Regarding the topic of the Winter School 2014, his areas of expertise are Transforming Objects, Itineraries of the Material, Urban Anthropology, Museology, Migration, Globalization, Africa (Burkina Faso, Ghana, Togo) and beyond.
Helga Mitterbauer is Austrian visiting associate professor at the University of Alberta, Edmonton (since 2010); She concluded her PhD (2000) and Habilitation (2008) at the University of Graz where she has been teaching since 1993. She has been a visiting professor at the ELTE Budapest (2003), the University of Zagreb (2005-2006), and the University of Innsbruck (2013). She was a research-fellow at the IFK Vienna (2007/08) and founder and editor of the Yearbook in Cultural Studies „Moderne“ (since 2005). She has published about 20 volumes and numerous articles on Austrian and German literature and culture from 19th to 21st century, on the theory of cultural transfers, and on transcultural studies.

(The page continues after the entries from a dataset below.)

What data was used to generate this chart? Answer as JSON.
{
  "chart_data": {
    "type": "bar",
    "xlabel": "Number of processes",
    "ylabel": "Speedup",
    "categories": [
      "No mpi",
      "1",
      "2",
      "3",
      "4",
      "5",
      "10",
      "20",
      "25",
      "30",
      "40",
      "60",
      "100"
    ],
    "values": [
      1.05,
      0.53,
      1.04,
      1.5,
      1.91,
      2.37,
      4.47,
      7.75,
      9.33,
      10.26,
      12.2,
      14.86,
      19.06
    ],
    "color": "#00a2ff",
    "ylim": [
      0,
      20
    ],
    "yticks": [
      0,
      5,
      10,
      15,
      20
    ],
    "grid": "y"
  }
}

E-Mail: firstname.lastname@example.org.
Regarding the topic of the Winter School 2014, her areas of expertise are Transcultural Studies, Cultural Transfers, Postcolonial Theory and Cultural Transfer, Relations between Austrian and Central European Literature, Migration in Literature.

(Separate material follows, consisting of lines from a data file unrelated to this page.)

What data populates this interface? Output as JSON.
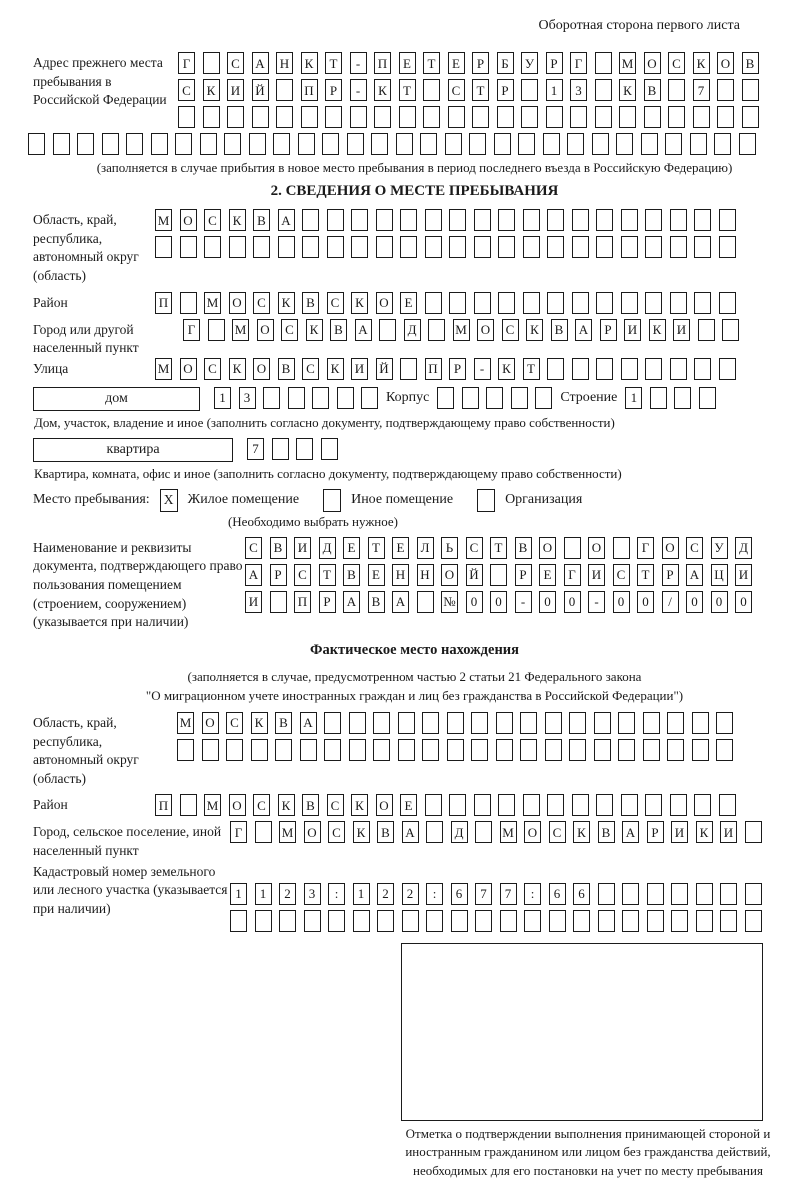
{
  "page": {
    "header_note": "Оборотная сторона первого листа"
  },
  "prev_address": {
    "label": "Адрес прежнего места пребывания в Российской Федерации",
    "rows": [
      {
        "chars": "Г САНКТ-ПЕТЕРБУРГ МОСКОВ",
        "count": 24
      },
      {
        "chars": "СКИЙ ПР-КТ СТР 13 КВ 7",
        "count": 24
      },
      {
        "chars": "",
        "count": 24
      }
    ],
    "overflow_row": {
      "chars": "",
      "count": 30
    },
    "note": "(заполняется в случае прибытия в новое место пребывания в период последнего въезда в Российскую Федерацию)"
  },
  "stay_info": {
    "title": "2. СВЕДЕНИЯ О МЕСТЕ ПРЕБЫВАНИЯ",
    "region": {
      "label": "Область, край, республика, автономный округ (область)",
      "rows": [
        {
          "chars": "МОСКВА",
          "count": 24
        },
        {
          "chars": "",
          "count": 24
        }
      ]
    },
    "district": {
      "label": "Район",
      "row": {
        "chars": "П МОСКВСКОЕ",
        "count": 24
      }
    },
    "city": {
      "label": "Город или другой населенный пункт",
      "row": {
        "chars": "Г МОСКВА Д МОСКВАРИКИ",
        "count": 23
      }
    },
    "street": {
      "label": "Улица",
      "row": {
        "chars": "МОСКОВСКИЙ ПР-КТ",
        "count": 24
      }
    },
    "house_line": {
      "house_label": "дом",
      "house_row": {
        "chars": "13",
        "count": 7
      },
      "korpus_label": "Корпус",
      "korpus_row": {
        "chars": "",
        "count": 5
      },
      "stroenie_label": "Строение",
      "stroenie_row": {
        "chars": "1",
        "count": 4
      }
    },
    "house_note": "Дом, участок, владение и иное (заполнить согласно документу, подтверждающему право собственности)",
    "apartment_line": {
      "apartment_label": "квартира",
      "apartment_row": {
        "chars": "7",
        "count": 4
      }
    },
    "apartment_note": "Квартира, комната, офис и иное (заполнить согласно документу, подтверждающему право собственности)",
    "stay_place": {
      "label": "Место пребывания:",
      "options": [
        {
          "label": "Жилое помещение",
          "mark": "X"
        },
        {
          "label": "Иное помещение",
          "mark": ""
        },
        {
          "label": "Организация",
          "mark": ""
        }
      ],
      "note": "(Необходимо выбрать нужное)"
    },
    "document": {
      "label": "Наименование и реквизиты документа, подтверждающего право пользования помещением (строением, сооружением) (указывается при наличии)",
      "rows": [
        {
          "chars": "СВИДЕТЕЛЬСТВО О ГОСУД",
          "count": 21
        },
        {
          "chars": "АРСТВЕННОЙ РЕГИСТРАЦИ",
          "count": 21
        },
        {
          "chars": "И ПРАВА №00-00-00/000",
          "count": 21
        }
      ]
    }
  },
  "actual_location": {
    "title": "Фактическое место нахождения",
    "note_line1": "(заполняется в случае, предусмотренном частью 2 статьи 21 Федерального закона",
    "note_line2": "\"О миграционном учете иностранных граждан и лиц без гражданства в Российской Федерации\")",
    "region": {
      "label": "Область, край, республика, автономный округ (область)",
      "rows": [
        {
          "chars": "МОСКВА",
          "count": 23
        },
        {
          "chars": "",
          "count": 23
        }
      ]
    },
    "district": {
      "label": "Район",
      "row": {
        "chars": "П МОСКВСКОЕ",
        "count": 24
      }
    },
    "city": {
      "label": "Город, сельское поселение, иной населенный пункт",
      "row": {
        "chars": "Г МОСКВА Д МОСКВАРИКИ",
        "count": 22
      }
    },
    "cadastral": {
      "label": "Кадастровый номер земельного или лесного участка (указывается при наличии)",
      "rows": [
        {
          "chars": "1123:122:677:66",
          "count": 22
        },
        {
          "chars": "",
          "count": 22
        }
      ]
    }
  },
  "stamp": {
    "caption": "Отметка о подтверждении выполнения принимающей стороной и иностранным гражданином или лицом без гражданства действий, необходимых для его постановки на учет по месту пребывания"
  },
  "colors": {
    "ink": "#1a1a1a",
    "background": "#ffffff"
  }
}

Marianne Sommer is professor for Kulturwissenschaften and SNSF-professor for the history of science and science studies at the University of Lucerne. Prior to her current position, she has been at the University of Zurich, ETH Zurich, Stanford University, Pennsylvania State University, and the Max-Planck-Institute for the History of Science in Berlin. Her research and publications have focused on the cultural history of the life, earth, and human sciences, with a particular interest in the human origins sciences. Her latest monograph represents a (pre)history of paleoanthropology and related disciplines from ca. 1800 to the present that is told along the lines of the biography of a particular human fossil skeleton (Bones and Ochre, Harvard University Press, 2007). With a small research team she currently works on the two Swiss National Science Foundation projects ‘History Within: The Phylogenetic Memory of Bones, Organisms, and Molecules’ and ‘Collecting Humanity: How Human Remains Are Made into Museum Objects’ (see http://www.unilu.ch/eng/kuwi_769135.html).
Regarding the topic of the Winter School 2014, her areas of expertise are Biographies of Objects, Museology, Human Population Genetics, Imagined Communities, Evolution.